As the 2025 tax-filing season approaches, individuals are reminded to gather their tax slips and receipts. The official start kicks off on Monday and continues for just over nine weeks, culminating with the April 30 deadline for most taxpayers. Throughout this period, employers typically send out T4 slips by the end of February via various channels including mail, email, or through employee portals. Financial institutions also issue investment slips, while more advanced investment firms provide clients with an annual summary detailing all investments and gains during the same timeframe.
Ryan Minor, director of tax at CPA Canada, advises that if you anticipate owing money to the government, it may be wise to engage in some scenario planning. Contributions to a registered retirement savings plan (RRSP) can assist in reducing your taxable income, contingent on having available contribution room. Taxpayers have until March 2, 2025, to contribute to their RRSPs for that tax year.
Yannick Lemay, a tax specialist at H&R Block, underscores the necessity of familiarizing oneself with the variety of credits and deductions available. Canadians may be eligible for over 400 various credits and deductions at tax time, making it crucial to gather all pertinent documentation since most credits require supporting documents.
According to Minor, missing out on certain tax credits, such as the disability tax credit, is not uncommon. He highlights that individuals have benefitted from reassessments for previous tax years, resulting in refunds when they claimed these credits. It is essential for taxpayers to review their unique situations to identify any credits they may qualify for, including those aimed at first-time homebuyers or home accessibility improvements.
Setting up and reviewing your Canada Revenue Agency (CRA) account is integral in ensuring no vital slips or documents have been overlooked. Minor emphasizes the importance of tracking down any missing slips, particularly if the CRA has a record of documents that you do not possess. The CRA My Account provides access to information related to refunds, credits, appeals, and direct deposit timelines for tax refunds. Even for those not filing immediately, checking that personal information like addresses are current in the system is advisable to allow for corrections before filing.
This tax season will include several changes introduced by the CRA. Notably, taxpayers will no longer have to wait days for a mailed code when opening their CRA account; instead, they can verify their identity utilizing online tools. Charles Drouin, an agency spokesperson, mentioned that a valid photo identification card issued by the government, such as a driver's license, alongside the last tax return filed within the last two years, would be necessary for this online verification.

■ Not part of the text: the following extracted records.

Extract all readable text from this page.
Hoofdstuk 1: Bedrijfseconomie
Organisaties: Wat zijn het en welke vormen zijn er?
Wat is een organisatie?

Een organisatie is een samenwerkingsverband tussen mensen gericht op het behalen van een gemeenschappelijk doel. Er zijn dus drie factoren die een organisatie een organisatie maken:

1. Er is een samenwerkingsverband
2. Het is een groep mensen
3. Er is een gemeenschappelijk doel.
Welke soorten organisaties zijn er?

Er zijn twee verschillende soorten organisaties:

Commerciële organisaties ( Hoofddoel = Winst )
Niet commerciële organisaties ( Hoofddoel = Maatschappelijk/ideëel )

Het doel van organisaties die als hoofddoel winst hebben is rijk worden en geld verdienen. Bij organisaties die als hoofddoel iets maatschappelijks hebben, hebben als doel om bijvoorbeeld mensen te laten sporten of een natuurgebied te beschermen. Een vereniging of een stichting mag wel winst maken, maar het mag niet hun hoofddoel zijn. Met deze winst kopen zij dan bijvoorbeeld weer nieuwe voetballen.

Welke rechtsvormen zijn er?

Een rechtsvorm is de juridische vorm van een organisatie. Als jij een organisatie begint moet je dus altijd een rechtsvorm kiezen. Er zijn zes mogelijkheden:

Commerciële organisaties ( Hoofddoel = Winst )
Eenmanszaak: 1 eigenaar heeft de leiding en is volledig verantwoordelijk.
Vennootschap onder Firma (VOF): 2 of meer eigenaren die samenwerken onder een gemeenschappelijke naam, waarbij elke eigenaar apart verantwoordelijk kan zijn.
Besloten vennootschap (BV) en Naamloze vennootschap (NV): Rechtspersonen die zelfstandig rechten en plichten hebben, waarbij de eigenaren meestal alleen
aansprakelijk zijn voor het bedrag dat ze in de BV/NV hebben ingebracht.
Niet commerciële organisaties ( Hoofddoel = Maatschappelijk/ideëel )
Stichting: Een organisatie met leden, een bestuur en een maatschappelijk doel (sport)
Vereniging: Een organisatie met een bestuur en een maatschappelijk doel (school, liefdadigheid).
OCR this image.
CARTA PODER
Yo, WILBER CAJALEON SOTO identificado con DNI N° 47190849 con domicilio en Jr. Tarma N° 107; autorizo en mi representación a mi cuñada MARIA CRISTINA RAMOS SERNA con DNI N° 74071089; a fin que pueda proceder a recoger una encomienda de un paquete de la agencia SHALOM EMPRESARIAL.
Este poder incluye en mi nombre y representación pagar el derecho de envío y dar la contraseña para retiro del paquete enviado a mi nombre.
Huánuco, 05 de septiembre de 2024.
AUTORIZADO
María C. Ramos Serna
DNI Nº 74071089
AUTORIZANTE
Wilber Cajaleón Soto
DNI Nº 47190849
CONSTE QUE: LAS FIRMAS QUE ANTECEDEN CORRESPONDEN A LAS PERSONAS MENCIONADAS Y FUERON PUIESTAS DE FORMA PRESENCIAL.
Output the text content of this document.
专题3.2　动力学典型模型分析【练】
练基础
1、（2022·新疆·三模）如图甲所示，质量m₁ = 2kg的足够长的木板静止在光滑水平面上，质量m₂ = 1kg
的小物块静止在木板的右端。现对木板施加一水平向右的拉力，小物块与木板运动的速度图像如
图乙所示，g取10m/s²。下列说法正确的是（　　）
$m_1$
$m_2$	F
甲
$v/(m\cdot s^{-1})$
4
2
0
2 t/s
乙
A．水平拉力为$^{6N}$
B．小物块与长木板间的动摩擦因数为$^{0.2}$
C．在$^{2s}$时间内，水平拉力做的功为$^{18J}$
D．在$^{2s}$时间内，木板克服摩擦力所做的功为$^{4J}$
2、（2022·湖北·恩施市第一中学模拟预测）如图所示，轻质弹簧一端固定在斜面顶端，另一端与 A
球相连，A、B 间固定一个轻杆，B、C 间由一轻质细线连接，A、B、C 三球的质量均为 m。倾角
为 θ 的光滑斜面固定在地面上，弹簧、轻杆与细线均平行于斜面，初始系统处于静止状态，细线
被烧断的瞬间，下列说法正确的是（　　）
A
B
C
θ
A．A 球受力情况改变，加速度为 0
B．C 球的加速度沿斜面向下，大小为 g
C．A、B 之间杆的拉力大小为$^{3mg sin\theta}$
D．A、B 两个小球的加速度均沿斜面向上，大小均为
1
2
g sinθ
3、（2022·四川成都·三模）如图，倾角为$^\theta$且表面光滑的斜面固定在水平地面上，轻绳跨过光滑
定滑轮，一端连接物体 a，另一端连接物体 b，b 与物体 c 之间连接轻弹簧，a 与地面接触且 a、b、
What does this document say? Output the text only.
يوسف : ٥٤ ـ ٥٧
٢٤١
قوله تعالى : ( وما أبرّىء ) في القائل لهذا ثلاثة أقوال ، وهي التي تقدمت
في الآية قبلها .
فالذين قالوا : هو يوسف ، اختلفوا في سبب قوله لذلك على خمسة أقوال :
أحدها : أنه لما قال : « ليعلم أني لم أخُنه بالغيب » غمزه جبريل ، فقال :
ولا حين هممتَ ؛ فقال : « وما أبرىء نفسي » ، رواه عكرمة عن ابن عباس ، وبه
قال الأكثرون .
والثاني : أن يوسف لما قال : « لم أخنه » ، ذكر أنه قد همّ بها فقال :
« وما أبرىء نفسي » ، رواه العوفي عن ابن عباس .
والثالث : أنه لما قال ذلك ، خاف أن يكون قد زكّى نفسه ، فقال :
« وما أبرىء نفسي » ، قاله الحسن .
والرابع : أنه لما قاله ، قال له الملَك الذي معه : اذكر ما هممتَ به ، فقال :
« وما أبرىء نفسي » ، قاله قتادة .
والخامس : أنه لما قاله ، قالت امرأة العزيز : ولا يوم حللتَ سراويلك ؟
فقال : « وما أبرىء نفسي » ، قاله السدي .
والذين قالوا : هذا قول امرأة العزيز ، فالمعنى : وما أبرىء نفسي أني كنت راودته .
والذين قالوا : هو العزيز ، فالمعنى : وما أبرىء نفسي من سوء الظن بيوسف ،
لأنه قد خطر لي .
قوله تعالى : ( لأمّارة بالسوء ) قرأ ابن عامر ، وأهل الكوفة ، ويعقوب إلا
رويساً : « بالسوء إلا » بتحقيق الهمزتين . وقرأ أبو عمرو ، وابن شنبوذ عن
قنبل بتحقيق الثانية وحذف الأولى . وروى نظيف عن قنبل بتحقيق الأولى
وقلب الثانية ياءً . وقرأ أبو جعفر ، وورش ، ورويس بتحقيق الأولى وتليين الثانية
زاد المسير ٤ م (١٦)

Furthermore, the agency promotes the use of its new AI-driven chatbot for addressing taxpayer queries. For self-employed individuals, Minor stresses the importance of determining any owed taxes before April 30, despite the extended deadline of June 15 for filing returns. Those who owe money must ensure payment is made by the end of April to avoid accumulating interest, even with the additional time allowed for filing.
As tax season commences, experts advise against rushing to file taxes. Minor mentions that some individuals might not receive all tax slips, such as those related to trusts, until March. Filing early may be appropriate for straightforward cases, such as having a T4 and expecting a refund, but it ultimately depends on having all necessary documents before submission.
This guide serves as a valuable tool for Canadians preparing for the 2025 tax-filing season, highlighting essential deadlines, potential credits, and the importance of thorough preparation.